When Walker asked the former England skipper about his comment, “there are too many of you lot, we need to do something about it,” to four Asian players, Vaughan replied: “I don’t remember saying that, my recollection from that day, as I have said, I was a Yorkshire player for 18 years, I was the first player to sign for that club that was not born in the county, so for 18 years we had gone from me being the first to sign for the club, Sachin Tendulkar being the first from overseas, to players being able to sign from other clubs.”

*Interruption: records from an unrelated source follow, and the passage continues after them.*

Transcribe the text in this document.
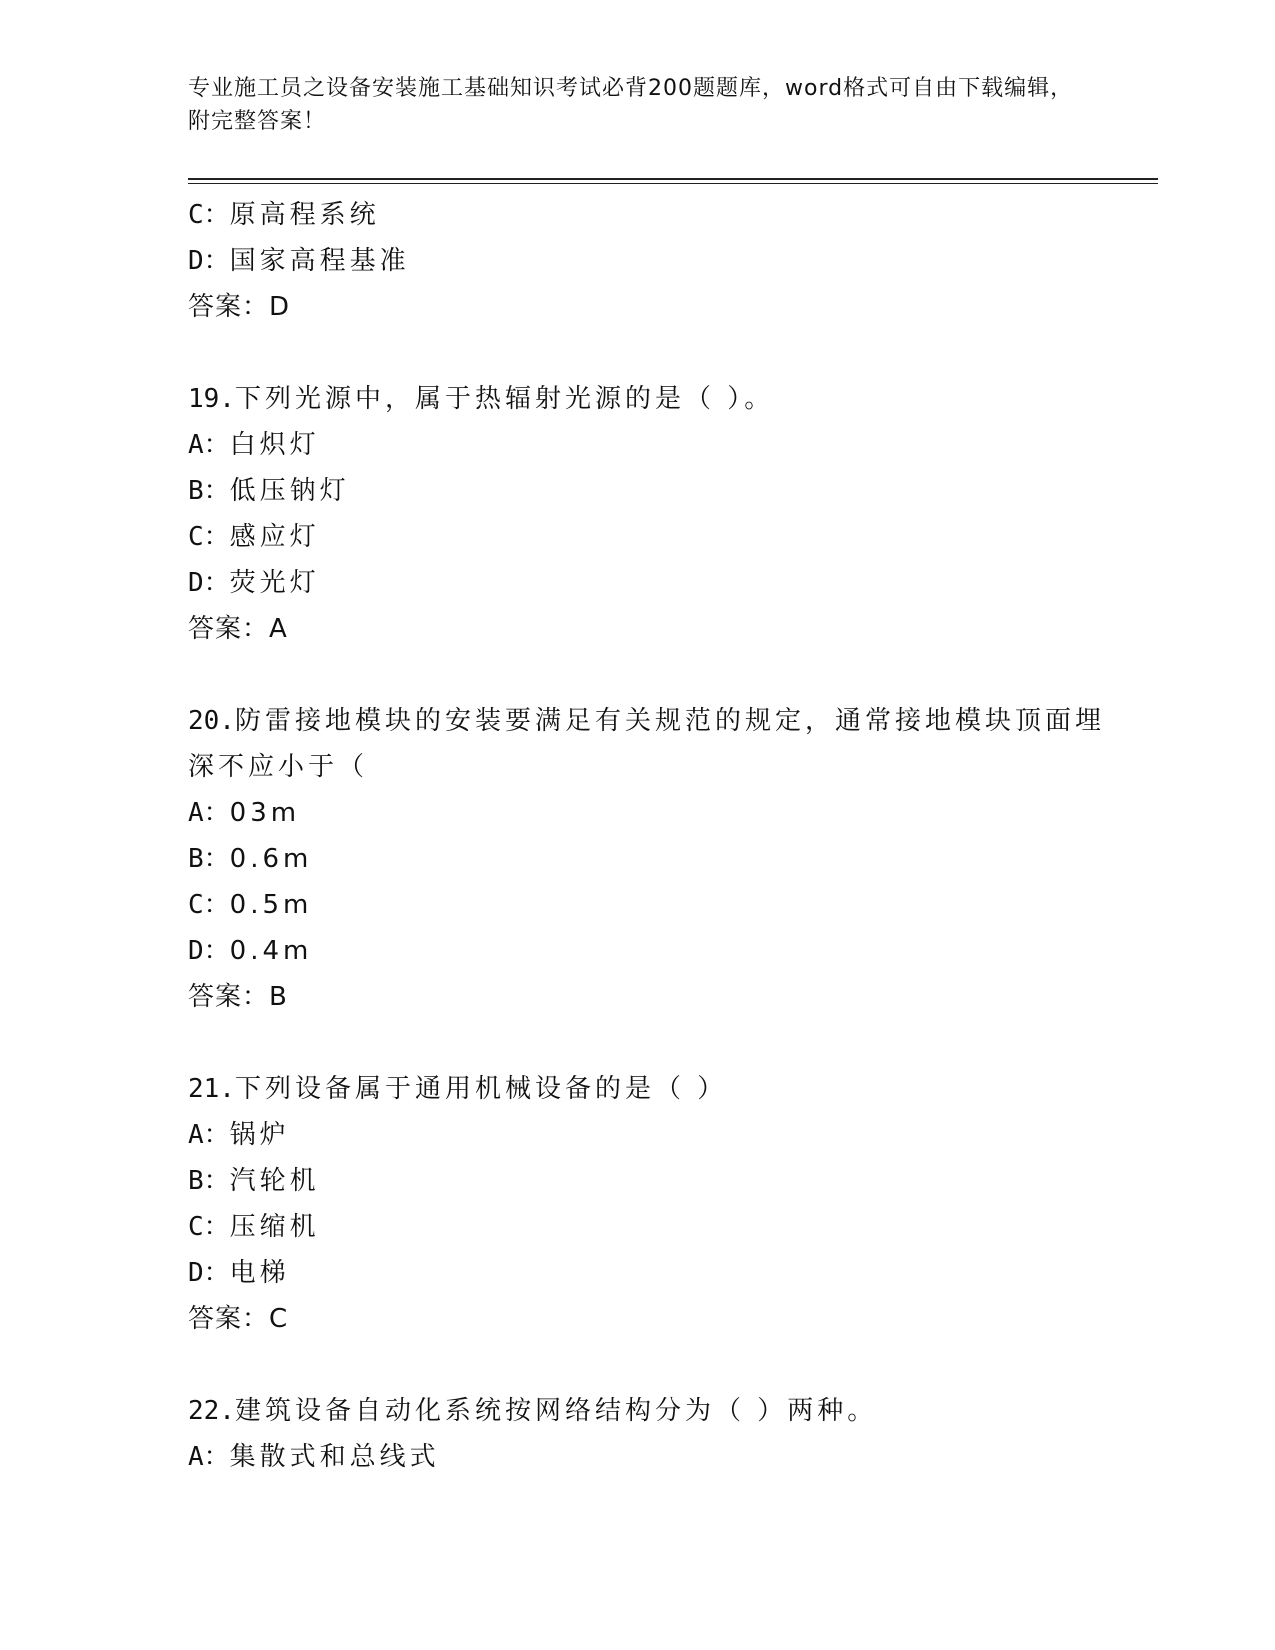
专业施工员之设备安装施工基础知识考试必背200题题库，word格式可自由下载编辑，附完整答案！
C：原高程系统
D：国家高程基准
答案：D
19.下列光源中，属于热辐射光源的是（ ）。
A：白炽灯
B：低压钠灯
C：感应灯
D：荧光灯
答案：A
20.防雷接地模块的安装要满足有关规范的规定，通常接地模块顶面埋深不应小于（
A：03m
B：0.6m
C：0.5m
D：0.4m
答案：B
21.下列设备属于通用机械设备的是（ ）
A：锅炉
B：汽轮机
C：压缩机
D：电梯
答案：C
22.建筑设备自动化系统按网络结构分为（ ）两种。
A：集散式和总线式
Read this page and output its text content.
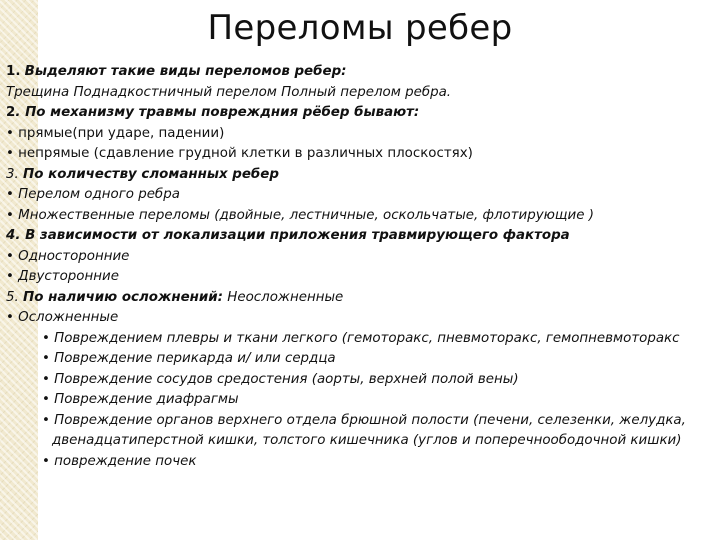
Переломы ребер
1. Выделяют такие виды переломов ребер:
Трещина Поднадкостничный перелом Полный перелом ребра.
2. По механизму травмы повреждния рёбер бывают:
• прямые(при ударе, падении)
• непрямые (сдавление грудной клетки в различных плоскостях)
3. По количеству сломанных ребер
• Перелом одного ребра
• Множественные переломы (двойные, лестничные, оскольчатые, флотирующие )
4. В зависимости от локализации приложения травмирующего фактора
• Односторонние
• Двусторонние
5. По наличию осложнений: Неосложненные
• Осложненные
• Повреждением плевры и ткани легкого (гемоторакс, пневмоторакс, гемопневмоторакс
• Повреждение перикарда и/ или сердца
• Повреждение сосудов средостения (аорты, верхней полой вены)
• Повреждение диафрагмы
• Повреждение органов верхнего отдела брюшной полости (печени, селезенки, желудка, двенадцатиперстной кишки, толстого кишечника (углов и поперечноободочной кишки)
• повреждение почек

He added: “It was my last few games and I remember it clearly that I was proud as punch that we had four Asian players representing Yorkshire Cricket Club. Nothing but a proud, senior, old pro just about to retire and absolutely delighted that Yorkshire had come so far in my time at the club.”

“We’ve got too much ‘he said, she said, did they say’ and I think we’ve got to move on from accusations of conversations from many years ago. There’s a bigger picture here” Vaughn said when asked whether the trio is lying.

Rafiq’s allegations have been supported by Adil Rashid, leg spinner for England, and the former Pakistani bowler, Rana Naved-ul-Hassan, who also said they heard Vaughan’s comment. When he was asked whether he made any racist comments during his time at the club, he said: “No, I didn’t. No.”

“That hurts because I have always felt that every single team that I have been involved in, the biggest praise I have got as England captain for six years was that I was the kind of person that really galvanised the group. I always felt that I was the person in the dressing room that really wanted everyone to feel included”, Vaughan said.

He added: “I understand the story is all about Azeem Rafiq and racism in cricket. I just hope in time I will have that chance to come back. The one thing I have loved more than anything since retiring is talking cricket, and I hope I can do that again.”

In the past few weeks, two of Vaughan’s previous problematic tweets have been circulating on social media: “Not many English people live in London…I need to learn a new language” he tweeted in 2010, and similarly in 2017 he answered “Yes” to a question about whether England all-rounder Moeen Ali should ask Muslims if they are terrorists.

When the presenter read out his tweets to him, he said: “I look back at my 12 years in social media, I regret many tweets. I apologise deeply to anyone I offended with those tweets.

“We all make mistakes and, in my life, I have made quite a few mistakes on Twitter. I apologise for that, but I can’t suddenly get rid of it. That’s happened, but I think sometimes through social media, people can presume who you are and interpret who you are because of a tweet or two. I know who I am, and I hope the people around me, who were close to me, know exactly who I am.”